Fuente: Microorganisms - Revista científica (MDPI) Microorganisms, Vol. 14, Pages 1075: Soil Microbial Dynamics in Regenerative Agriculture Systems: A Data-Driven Synthesis for Soil Health, Pest Suppression, and Yield Sustainability in the Western Canadian Prairies
Microorganisms doi: 10.3390/microorganisms14051075
Authors:
Susmita Das Nishu
M. Nazrul Islam

Regenerative agriculture (RA) is expanding across the Western Canadian Prairies, but its microbial foundations under climatic constraint remain insufficiently integrated. This review synthesizes evidence from long-term Prairie field experiments, regional and global datasets to evaluate how regenerative management reshapes soil biological processes and agronomic performance across systems. RA practices including no-till, diversified rotations, cover cropping, and organic amendments consistently enhance microbial biomass (up to 40–86%), arbuscular mycorrhizal fungal abundance (32–60%), and microbial diversity (≈50%), alongside increases in soil organic carbon (up to 15.6 kg C ha−1 yr−1), aggregate stability (up to 38%), and water retention (up to 30–34%). These biologically mediated improvements are linked to enhanced nutrient cycling and crop nitrogen uptake (13–47%), as well as increased microbial enzymatic activity and functional gene abundance. Agronomically, these changes translate into yield gains ranging from 10% to 147% under long-term no-till and 14–38% under diversified rotations, with additional system-level benefits including reductions in synthetic nitrogen inputs (up to 73%) and herbicide use (up to 42%).

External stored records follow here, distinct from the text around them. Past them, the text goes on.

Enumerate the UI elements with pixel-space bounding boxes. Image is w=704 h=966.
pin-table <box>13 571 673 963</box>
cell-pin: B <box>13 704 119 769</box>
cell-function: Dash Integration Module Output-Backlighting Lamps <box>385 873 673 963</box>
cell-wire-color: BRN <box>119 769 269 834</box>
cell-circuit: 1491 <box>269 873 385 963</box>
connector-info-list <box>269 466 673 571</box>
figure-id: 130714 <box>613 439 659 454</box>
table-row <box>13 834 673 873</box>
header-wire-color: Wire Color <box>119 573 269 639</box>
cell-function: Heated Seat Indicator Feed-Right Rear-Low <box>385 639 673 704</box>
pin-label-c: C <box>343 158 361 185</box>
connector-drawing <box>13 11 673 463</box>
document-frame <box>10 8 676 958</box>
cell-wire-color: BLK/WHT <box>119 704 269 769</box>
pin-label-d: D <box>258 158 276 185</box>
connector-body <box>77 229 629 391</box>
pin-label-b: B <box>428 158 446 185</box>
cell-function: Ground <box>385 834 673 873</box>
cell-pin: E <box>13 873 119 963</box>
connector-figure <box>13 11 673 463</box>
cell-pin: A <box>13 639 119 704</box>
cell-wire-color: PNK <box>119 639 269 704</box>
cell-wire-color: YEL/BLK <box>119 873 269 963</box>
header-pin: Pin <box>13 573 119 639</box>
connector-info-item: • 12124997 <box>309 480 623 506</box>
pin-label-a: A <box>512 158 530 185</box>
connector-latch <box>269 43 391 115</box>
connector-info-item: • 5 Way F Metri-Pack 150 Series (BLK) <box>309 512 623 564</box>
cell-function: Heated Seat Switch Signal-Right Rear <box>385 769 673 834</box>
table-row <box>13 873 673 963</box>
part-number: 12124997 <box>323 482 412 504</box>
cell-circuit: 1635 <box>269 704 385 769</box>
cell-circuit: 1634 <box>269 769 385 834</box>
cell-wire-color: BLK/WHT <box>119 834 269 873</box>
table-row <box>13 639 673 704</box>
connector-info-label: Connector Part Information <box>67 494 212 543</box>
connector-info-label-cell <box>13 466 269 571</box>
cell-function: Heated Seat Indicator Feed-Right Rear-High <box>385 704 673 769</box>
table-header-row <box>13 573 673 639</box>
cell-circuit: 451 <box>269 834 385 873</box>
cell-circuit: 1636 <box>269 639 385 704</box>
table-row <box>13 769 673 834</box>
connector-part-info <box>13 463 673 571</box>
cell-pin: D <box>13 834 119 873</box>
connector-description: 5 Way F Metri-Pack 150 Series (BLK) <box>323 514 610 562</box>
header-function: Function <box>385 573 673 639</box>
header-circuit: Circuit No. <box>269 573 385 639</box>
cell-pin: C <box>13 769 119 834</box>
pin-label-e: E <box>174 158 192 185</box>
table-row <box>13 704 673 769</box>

While agronomic benefits vary across temporal scales and environmental conditions, this synthesis identifies microbial communities as key mediators of interactions among climate, plant, and soil systems, underpinning improvements in soil health, pest suppression, and yield stability in semi-arid, climate-variable Prairie agroecosystems. Continued long-term, system-level research is needed to refine regionally adapted regenerative transitions and to clarify how microbial processes mediate resilience under future climate uncertainty.